In mid-2013, I took several rolls of unexposed 16mm film to another location hoping to make radiation visible. This was a farm ten kilometers from the Fukushima Daiichi Nuclear Power Station, where two years previously several reactors melted down following a magnitude 9.1 earthquake and tsunami. Living in Fukushima afterward meant living with a constant presence one feared but could not see or feel. As a result, many people bought Geiger counters, hoping to transform “the presence of radioactive ions into a ‘reading’ that could register with bodily senses” (Weston 2017, 85). By burying film in the irradiated soil near the plant, I wanted to probe and make manifest the limits of visualization, the uneasy relationships between apparatuses and what they measure, and the anxieties of the nuclear age. I knew that bacteria living in the soil would eat the emulsion (there is, after all, a long tradition of burying film in experimental cinema). But I wondered if and perhaps hoped that I would see something—tracks, stars—indexing the presence of the “atomic light” (Lippit 2005) I feared.

After two weeks, I exhumed the film, selecting from it a single four-minute segment (which I scanned). I called it Disintegration Stars in homage to Blau. As the political and media anthropologist Veronika Kusumaryati wrote to me after watching it, “the results are horrifyingly beautiful and neat, resembling a long tradition of Japanese graphic arts. Every frame is a surface of pouring and dripping ink and lights: the unstable memories of soil, fading leaves, twigs, minerals, gases, liquids, unknown organisms, the darkness, the void, and the invisible.” When I first viewed the film, I wondered which parts of this were due to radiation, if any (and if I would ever be able to tell). Almost everybody I showed asked the same thing. Instead of overcoming the viewer’s epistemic uncertainty, the work seemed to amplify it—perhaps modeling, however partially, something of the experience of scanning an environment for a presence always beyond one’s senses.

In 2015, Eduardo Kohn asked if we could imagine an ontological poetics that “explore[s] modes of being ‘made over’ by realities not fully circumscribed by human worlds” and “cultivate[s] representational crafts that can amplify such transformations” (2015, 313). Disintegration Stars is one attempt to do so. It is the product of different entities—from bacteria to emulsion to possibly radioactive particles—entangling. Perhaps we could call this a form of uneasy collaboration in a world where not all entanglements are positive (Roberts 2017). However, the film itself—of which the scanned version presented here is just a replica, and thus removed from—works slightly differently from the representational forms Kohn writes of. In Devotional Cinema, Nathaniel Dorsky writes that “for alchemy to take place in a film, the form must include the expression of its own materiality, and this materiality must be in union with its subject matter” (2014, 24). Disintegration Stars tries to make us over through expressing its own uncertain materiality: a dance of agency in which we can never see where one dancer ends and another begins.

References

Balsom, Erika. 2017. “The Reality-Based Community.E-Flux Journal #83.

Bazin, André, and Hugh Gray. 1960. “The Ontology of the Photographic Image.” Film Quarterly 13, no. 4: 4-9.

Cartier-Bresson, Henri. 2014. The Decisive Moment. Göttingen: Steidl.

Dorsky, Nathaniel. 2014. Devotional Cinema. Berkeley, CA: Tuumba Press.

Kohn, Eduardo. 2015. “Anthropology of Ontologies.” Annual Review of Anthropology 44, no. 1: 311-327.

Lippit, Akira Mizuta. 2005. Atomic Light (Shadow Optics). Minneapolis: University of Minnesota Press.

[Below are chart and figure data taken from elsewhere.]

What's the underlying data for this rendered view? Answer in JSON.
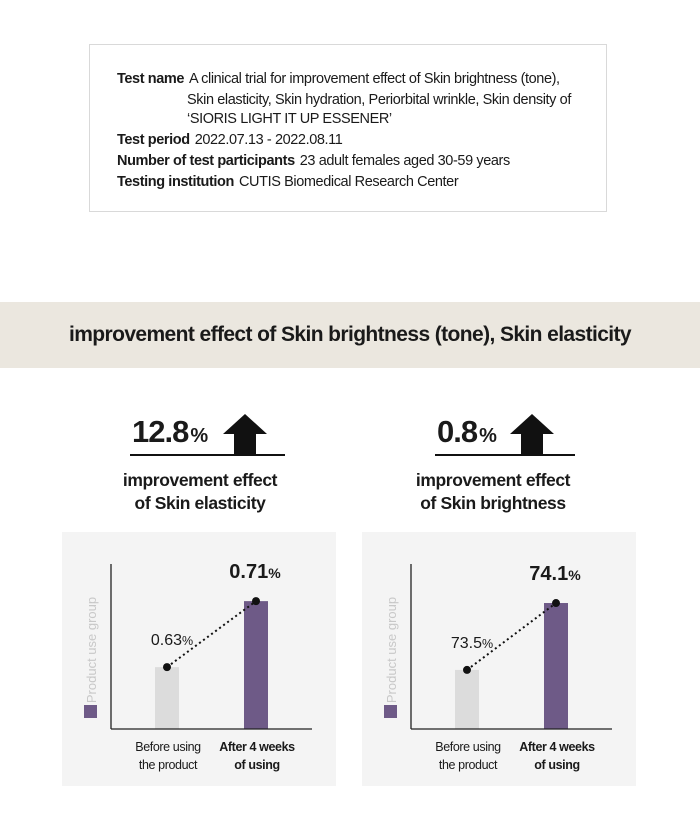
{
  "info": {
    "test_name_label": "Test name",
    "test_name_lines": [
      "A clinical trial for improvement effect of Skin brightness (tone),",
      "Skin elasticity, Skin hydration, Periorbital wrinkle, Skin density of",
      "‘SIORIS LIGHT IT UP ESSENER’"
    ],
    "test_period_label": "Test period",
    "test_period_value": "2022.07.13 - 2022.08.11",
    "participants_label": "Number of test participants",
    "participants_value": "23 adult females aged 30-59 years",
    "institution_label": "Testing institution",
    "institution_value": "CUTIS Biomedical Research Center"
  },
  "banner": {
    "title": "improvement effect of Skin brightness (tone), Skin elasticity"
  },
  "stats": [
    {
      "number": "12.8",
      "unit": "%",
      "desc_line1": "improvement effect",
      "desc_line2": "of Skin elasticity",
      "arrow_icon": "arrow-up-icon"
    },
    {
      "number": "0.8",
      "unit": "%",
      "desc_line1": "improvement effect",
      "desc_line2": "of Skin brightness",
      "arrow_icon": "arrow-up-icon"
    }
  ],
  "colors": {
    "before_bar": "#dcdcdc",
    "after_bar": "#6e5a87",
    "banner_bg": "#ebe7df",
    "panel_bg": "#f4f4f4"
  },
  "chart_data": [
    {
      "type": "bar",
      "categories": [
        "Before using the product",
        "After 4 weeks of using"
      ],
      "category_lines": [
        [
          "Before using",
          "the product"
        ],
        [
          "After 4 weeks",
          "of using"
        ]
      ],
      "series": [
        {
          "name": "Product use group",
          "values": [
            0.63,
            0.71
          ]
        }
      ],
      "value_labels": [
        "0.63",
        "0.71"
      ],
      "unit": "%",
      "ylabel": "Product use group",
      "ylim": [
        0.555,
        0.755
      ],
      "grid": false,
      "legend": "left"
    },
    {
      "type": "bar",
      "categories": [
        "Before using the product",
        "After 4 weeks of using"
      ],
      "category_lines": [
        [
          "Before using",
          "the product"
        ],
        [
          "After 4 weeks",
          "of using"
        ]
      ],
      "series": [
        {
          "name": "Product use group",
          "values": [
            73.5,
            74.1
          ]
        }
      ],
      "value_labels": [
        "73.5",
        "74.1"
      ],
      "unit": "%",
      "ylabel": "Product use group",
      "ylim": [
        72.97,
        74.45
      ],
      "grid": false,
      "legend": "left"
    }
  ]
}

Pickering, Andrew. 2010. "Material Culture and the Dance of Agency." In The Oxford Handbook of Material Culture Studies, edited by Dan Hicks and Mary C. Beaudry, 191-208. Oxford: Oxford University Press.

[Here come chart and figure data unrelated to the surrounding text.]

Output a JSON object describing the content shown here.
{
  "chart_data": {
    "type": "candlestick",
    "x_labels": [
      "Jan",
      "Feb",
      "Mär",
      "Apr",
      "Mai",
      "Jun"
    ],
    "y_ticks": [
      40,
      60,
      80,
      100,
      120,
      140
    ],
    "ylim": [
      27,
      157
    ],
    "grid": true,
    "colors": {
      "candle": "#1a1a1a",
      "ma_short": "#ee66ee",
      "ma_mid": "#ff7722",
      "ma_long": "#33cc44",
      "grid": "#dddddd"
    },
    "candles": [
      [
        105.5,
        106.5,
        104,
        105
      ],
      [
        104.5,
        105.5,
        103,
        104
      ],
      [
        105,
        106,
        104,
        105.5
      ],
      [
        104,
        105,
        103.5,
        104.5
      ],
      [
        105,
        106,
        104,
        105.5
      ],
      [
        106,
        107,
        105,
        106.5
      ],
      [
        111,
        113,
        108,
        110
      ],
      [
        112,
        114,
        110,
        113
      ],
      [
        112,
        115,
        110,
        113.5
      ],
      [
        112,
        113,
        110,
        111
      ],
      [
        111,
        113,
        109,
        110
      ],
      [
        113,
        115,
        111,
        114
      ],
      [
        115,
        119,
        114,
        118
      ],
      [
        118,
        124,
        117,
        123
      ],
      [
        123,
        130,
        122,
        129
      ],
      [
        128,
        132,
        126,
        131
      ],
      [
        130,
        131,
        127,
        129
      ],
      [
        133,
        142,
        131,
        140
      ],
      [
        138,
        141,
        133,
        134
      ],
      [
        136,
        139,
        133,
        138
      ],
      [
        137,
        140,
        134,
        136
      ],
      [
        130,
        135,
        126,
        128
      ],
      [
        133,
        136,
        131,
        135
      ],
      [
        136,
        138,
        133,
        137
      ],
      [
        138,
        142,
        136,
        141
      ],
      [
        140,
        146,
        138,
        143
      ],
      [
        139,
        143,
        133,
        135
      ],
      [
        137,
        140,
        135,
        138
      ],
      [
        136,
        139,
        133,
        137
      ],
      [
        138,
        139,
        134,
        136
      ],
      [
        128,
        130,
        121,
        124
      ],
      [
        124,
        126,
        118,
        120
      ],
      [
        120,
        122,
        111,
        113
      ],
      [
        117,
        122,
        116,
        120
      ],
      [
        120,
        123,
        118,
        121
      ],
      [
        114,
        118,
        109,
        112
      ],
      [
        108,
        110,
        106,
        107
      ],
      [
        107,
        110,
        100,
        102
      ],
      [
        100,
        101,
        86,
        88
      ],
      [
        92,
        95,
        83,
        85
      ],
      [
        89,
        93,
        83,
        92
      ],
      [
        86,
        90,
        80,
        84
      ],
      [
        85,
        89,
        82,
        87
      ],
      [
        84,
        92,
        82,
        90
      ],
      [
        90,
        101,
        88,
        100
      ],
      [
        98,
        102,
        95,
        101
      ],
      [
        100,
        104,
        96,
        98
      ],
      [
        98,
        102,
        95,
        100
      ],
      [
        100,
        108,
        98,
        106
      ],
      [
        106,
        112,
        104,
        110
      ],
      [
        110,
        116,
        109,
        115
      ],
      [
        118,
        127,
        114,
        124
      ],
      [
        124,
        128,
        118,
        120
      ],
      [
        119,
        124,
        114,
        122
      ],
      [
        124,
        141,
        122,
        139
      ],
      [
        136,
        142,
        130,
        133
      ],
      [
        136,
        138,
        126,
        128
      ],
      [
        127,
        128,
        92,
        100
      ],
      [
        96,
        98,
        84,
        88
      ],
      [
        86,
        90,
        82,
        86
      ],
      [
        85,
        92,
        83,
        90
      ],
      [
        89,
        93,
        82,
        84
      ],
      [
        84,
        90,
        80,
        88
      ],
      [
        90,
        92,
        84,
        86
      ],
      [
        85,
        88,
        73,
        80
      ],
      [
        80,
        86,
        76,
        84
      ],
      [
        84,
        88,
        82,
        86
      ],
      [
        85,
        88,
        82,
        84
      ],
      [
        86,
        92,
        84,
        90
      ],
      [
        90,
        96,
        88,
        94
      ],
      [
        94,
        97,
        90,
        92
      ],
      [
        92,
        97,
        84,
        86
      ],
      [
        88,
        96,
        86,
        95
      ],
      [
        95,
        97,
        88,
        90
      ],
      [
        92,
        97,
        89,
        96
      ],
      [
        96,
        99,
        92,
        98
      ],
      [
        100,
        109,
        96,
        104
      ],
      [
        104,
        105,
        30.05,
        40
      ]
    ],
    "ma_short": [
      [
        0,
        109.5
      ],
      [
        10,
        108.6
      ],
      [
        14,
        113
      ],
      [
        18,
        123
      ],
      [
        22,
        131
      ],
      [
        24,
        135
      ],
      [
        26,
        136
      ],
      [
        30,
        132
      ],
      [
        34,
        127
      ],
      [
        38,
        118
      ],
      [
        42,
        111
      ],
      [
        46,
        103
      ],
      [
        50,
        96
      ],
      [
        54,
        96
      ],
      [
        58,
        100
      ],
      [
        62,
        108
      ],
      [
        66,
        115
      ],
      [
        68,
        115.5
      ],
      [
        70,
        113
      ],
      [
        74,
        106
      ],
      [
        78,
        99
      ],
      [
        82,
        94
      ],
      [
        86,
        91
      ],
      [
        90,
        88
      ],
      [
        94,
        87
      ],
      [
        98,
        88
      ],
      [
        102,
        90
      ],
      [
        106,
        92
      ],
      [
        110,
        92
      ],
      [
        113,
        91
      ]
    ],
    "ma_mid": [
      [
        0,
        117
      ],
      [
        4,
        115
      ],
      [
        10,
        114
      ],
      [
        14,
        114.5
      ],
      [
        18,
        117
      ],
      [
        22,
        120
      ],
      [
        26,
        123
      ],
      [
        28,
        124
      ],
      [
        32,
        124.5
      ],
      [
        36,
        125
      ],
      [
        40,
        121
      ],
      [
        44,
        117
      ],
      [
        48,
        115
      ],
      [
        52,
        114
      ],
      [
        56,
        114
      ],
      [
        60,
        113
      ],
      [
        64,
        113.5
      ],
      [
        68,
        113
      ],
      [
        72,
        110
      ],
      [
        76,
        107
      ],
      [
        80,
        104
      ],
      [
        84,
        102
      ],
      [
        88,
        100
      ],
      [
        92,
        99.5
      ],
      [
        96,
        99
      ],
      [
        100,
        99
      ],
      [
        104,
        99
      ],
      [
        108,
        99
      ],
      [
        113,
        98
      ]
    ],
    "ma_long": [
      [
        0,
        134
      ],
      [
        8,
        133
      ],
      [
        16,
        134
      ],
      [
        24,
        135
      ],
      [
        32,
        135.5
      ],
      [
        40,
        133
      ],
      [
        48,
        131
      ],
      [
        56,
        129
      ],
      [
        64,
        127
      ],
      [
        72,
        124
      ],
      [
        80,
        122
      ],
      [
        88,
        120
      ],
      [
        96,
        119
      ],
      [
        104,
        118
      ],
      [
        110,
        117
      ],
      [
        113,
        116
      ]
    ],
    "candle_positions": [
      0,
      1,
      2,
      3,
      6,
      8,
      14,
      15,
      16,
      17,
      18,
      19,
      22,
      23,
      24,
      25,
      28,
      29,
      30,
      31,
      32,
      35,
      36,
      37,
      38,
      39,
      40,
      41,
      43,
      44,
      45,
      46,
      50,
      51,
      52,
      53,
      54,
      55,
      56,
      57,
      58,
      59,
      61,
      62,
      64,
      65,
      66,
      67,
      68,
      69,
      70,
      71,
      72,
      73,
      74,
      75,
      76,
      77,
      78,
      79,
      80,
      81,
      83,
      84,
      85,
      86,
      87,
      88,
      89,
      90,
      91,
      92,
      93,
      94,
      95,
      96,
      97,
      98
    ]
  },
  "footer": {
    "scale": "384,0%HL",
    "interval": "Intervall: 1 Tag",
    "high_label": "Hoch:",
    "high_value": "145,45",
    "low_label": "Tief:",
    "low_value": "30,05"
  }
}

Roberts, Elizabeth. 2017. “What Gets Inside: Violent Entanglements and Toxic Boundaries in Mexico City.” Cultural Anthropology 32, no. 4: 592-619.

Sime, Ruth Lewin. 2013. “Marietta Blau: Pioneer of Photographic Nuclear Emulsions and Particle Physics.” Physics in Perspective 15, no. 1: 3-32.

Weston, Kath. 2017. Animate Planet: Making Sense of Living in a High-Tech Ecologically Damaged World. Durham, NC: Duke University Press.